Sichuan Peppercorns, Long-Banned Chinese Spice, Gains National Audience
Once you eat a dish that uses Sichuan peppercorns, you aren't likely to forget it. The tingly mouth sensation produced by the tiny crimson pods -- which are the berries of a tree, the prickly ash, in the citrus family -- is unlike any other. People have compared it to spearmint and electricity, to juniper and novocaine, but no analogy quite works. It's most often paired with chili peppers, in Sichuan cuisine, to create an effect called ma la, often translated as spicy and tingly. When it's done right, there are few better flavors in all of food.
For that reason, it's no surprise that when Bret Thorn, of Nation's Restaurant News, asked chefs around the country about their experiences with Sichuan peppercorn, he got a lot of enthusiastic responses. Thorn found people at both Western and Chinese restaurants who extolled the benefits of the peppercorn in dishes across the menu, from salad to dessert.
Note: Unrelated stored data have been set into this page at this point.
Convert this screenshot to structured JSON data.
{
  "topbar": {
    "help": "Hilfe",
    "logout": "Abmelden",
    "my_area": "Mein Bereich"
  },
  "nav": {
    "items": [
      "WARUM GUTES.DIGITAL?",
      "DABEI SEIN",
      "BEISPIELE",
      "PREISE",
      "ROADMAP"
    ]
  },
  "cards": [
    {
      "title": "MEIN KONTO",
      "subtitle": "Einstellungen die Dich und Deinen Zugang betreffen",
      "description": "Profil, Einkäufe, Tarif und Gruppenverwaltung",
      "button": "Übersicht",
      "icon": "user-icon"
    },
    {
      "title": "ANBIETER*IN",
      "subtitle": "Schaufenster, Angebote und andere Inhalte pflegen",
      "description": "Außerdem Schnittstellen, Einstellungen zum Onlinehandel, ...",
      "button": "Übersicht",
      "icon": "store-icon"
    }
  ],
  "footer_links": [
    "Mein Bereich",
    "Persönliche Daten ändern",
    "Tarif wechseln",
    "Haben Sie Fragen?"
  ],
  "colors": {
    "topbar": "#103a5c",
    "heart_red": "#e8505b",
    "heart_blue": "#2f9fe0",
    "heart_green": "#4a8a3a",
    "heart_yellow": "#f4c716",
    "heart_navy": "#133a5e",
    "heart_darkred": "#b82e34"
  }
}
What makes the national enthusiasm remarkable is that it comes just a few years after it looked like Sichuan peppercorns might leave the country altogether.
Import of the spice was banned in 1968, out of fear that it would spread a bacterial disease, citrus canker, that can be ruinous for citrus trees. (The prickly ash tree was known to harbor the disease in China, and it was unclear whether it could be spread via peppercorns.) Enforcement was lax enough that many restaurateurs were able to get a steady supply of peppercorns -- until about 2003, when the USDA cracked down. Chefs were left high and dry, and good Sichuan cuisine became an increasingly difficult prospect.
Then, in 2005, the ban was lifted altogether, at least for peppercorns heated to 170 degrees, to kill bacteria. That paved the way for something like a national Renaissance in Sichuan cuisine -- in evidence every time a mouth-tingling plate of razor clams with Szechuan peppercorn pesto is served at Manhattan's Szechuan Gourmet.